The Doctor screamed. He cursed and shouted and cried until his throat was raw, and his heart empty. Then he collapsed against the console, sinking to the ground and staying there for days. He heard the explosion; he knew she was gone. After all this time, everything they'd been through, all the highs and lows and infinite lifetimes together, from the very beginning – she was just gone. For good, this time.

The doctor had wanted to go back and save her, but to do that, considering she had been scattered in his own timeline so many times, would rip a whole in the fabric of reality. It would literally end creation from ever having happened, leaving behind only blackness and dead space, like what he felt inside his chest at that moment. He considered it, for an insane moment, thinking it would be worth it to see her face a final time. Of course he would never do that, he could never destroy so much, and he would die himself. That would make her sacrifice worthless, being the greatest insult to her memory. And what memories they shared . . .

He sank into them, drinking in every moment they had shared together, a despair that lasted so long he thought he would drown in it. For months he was unheard of, so his friends worried for his safety and sanity. But the world kept turning, so he must carry on. Eventually, through tears and time, the doctor slowly came back to life. He did what she asked, save people: he would do anything for his impossible girl, including live. Racing across the stars; running away again; not feeling a thing.

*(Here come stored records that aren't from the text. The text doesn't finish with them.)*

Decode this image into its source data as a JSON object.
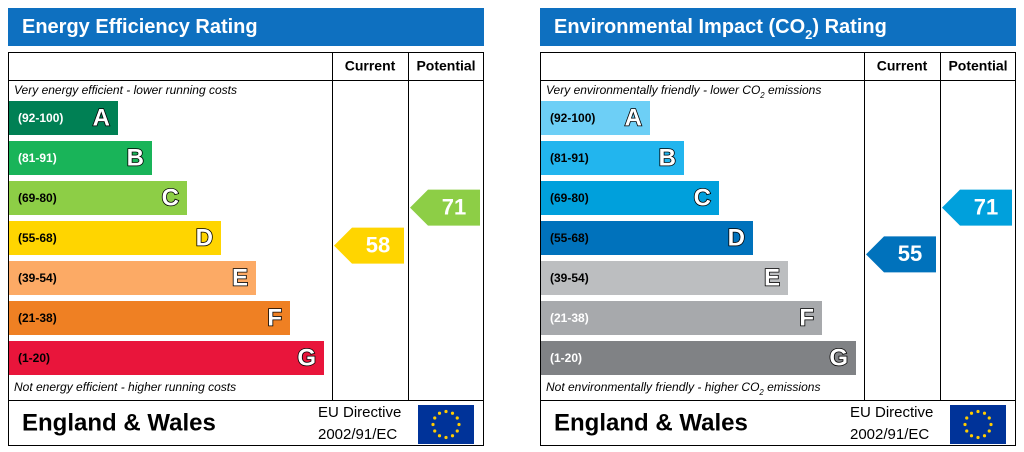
{
  "panels": [
    {
      "title": [
        "Energy Efficiency Rating"
      ],
      "columns": [
        "Current",
        "Potential"
      ],
      "top_note": [
        "Very energy efficient - lower running costs"
      ],
      "bottom_note": [
        "Not energy efficient - higher running costs"
      ],
      "bands": [
        {
          "range": "(92-100)",
          "letter": "A",
          "color": "#008054",
          "label_color": "#ffffff"
        },
        {
          "range": "(81-91)",
          "letter": "B",
          "color": "#19b459",
          "label_color": "#ffffff"
        },
        {
          "range": "(69-80)",
          "letter": "C",
          "color": "#8dce46",
          "label_color": "#000000"
        },
        {
          "range": "(55-68)",
          "letter": "D",
          "color": "#ffd500",
          "label_color": "#000000"
        },
        {
          "range": "(39-54)",
          "letter": "E",
          "color": "#fcaa65",
          "label_color": "#000000"
        },
        {
          "range": "(21-38)",
          "letter": "F",
          "color": "#ef8023",
          "label_color": "#000000"
        },
        {
          "range": "(1-20)",
          "letter": "G",
          "color": "#e9153b",
          "label_color": "#000000"
        }
      ],
      "current": 58,
      "potential": 71,
      "footer": {
        "region": "England & Wales",
        "directive": [
          "EU Directive",
          "2002/91/EC"
        ]
      }
    },
    {
      "title": [
        "Environmental Impact (CO",
        "2",
        ") Rating"
      ],
      "columns": [
        "Current",
        "Potential"
      ],
      "top_note": [
        "Very environmentally friendly - lower CO",
        "2",
        " emissions"
      ],
      "bottom_note": [
        "Not environmentally friendly - higher CO",
        "2",
        " emissions"
      ],
      "bands": [
        {
          "range": "(92-100)",
          "letter": "A",
          "color": "#6dcff6",
          "label_color": "#000000"
        },
        {
          "range": "(81-91)",
          "letter": "B",
          "color": "#22b5ee",
          "label_color": "#000000"
        },
        {
          "range": "(69-80)",
          "letter": "C",
          "color": "#00a0dc",
          "label_color": "#000000"
        },
        {
          "range": "(55-68)",
          "letter": "D",
          "color": "#0072bc",
          "label_color": "#000000"
        },
        {
          "range": "(39-54)",
          "letter": "E",
          "color": "#bcbec0",
          "label_color": "#000000"
        },
        {
          "range": "(21-38)",
          "letter": "F",
          "color": "#a7a9ac",
          "label_color": "#ffffff"
        },
        {
          "range": "(1-20)",
          "letter": "G",
          "color": "#808285",
          "label_color": "#ffffff"
        }
      ],
      "current": 55,
      "potential": 71,
      "footer": {
        "region": "England & Wales",
        "directive": [
          "EU Directive",
          "2002/91/EC"
        ]
      }
    }
  ]
}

To lose someone in that way, to not be able to save them: it broke him. A shattered man, he ran.

But that, he supposed, is the kindness of time. That it goes on, and with it comes change. It was many years later, upon standing on Earth and looking up at the night's sky, that the doctor made a heartbreaking discovery. When the ship had blown up, it created just enough movement in the dust cloud inside the nebula to create a new star. He looked up one day, hundreds of years later after it had fully formed, and saw it looked down upon him. It was her; her star, entirely new and beautiful. He named it after her. What else could he do? Even after all that time, Clara still held a place in his hearts, at their beating centre.

The Doctor was lonely, but he was never alone again. In the darkest of nights, she was his light; his beacon home and his north star. All he need do was look up and find her, so he was never truly alone again. She watched over him then, as she always did. The doctor, an old, lost man by then, found hope once more. Clara Oswald, who had saved him in every way imaginable, had done so again. It was true that miracles never ceased to exist.

So the girl who dreamt of the stars, travelled in them, became one. She was infinite and shining and extraordinary: the girl he knew, and loved, immortalised in constellations stories were written about.

He still visited her, many hundreds of years later, when things had ended and the sky was changed, new galaxies formed and suns burned. Until the very end, she was there, the last star to go out. Sometimes, on nights that did not seem to end, he would fly the TARDIS to the heart of that nebula, as close to her star as he could get. If someone was travelling with him, they would ask what he was doing, and what the meaning of the faraway look in his eyes was. He would reply, with a sadness and love shining in his tearful gaze, as the memories of his impossible girl flashed through his mind, her face faced seared there, that he was visiting a very old, very good, friend: the brightest star in the universe.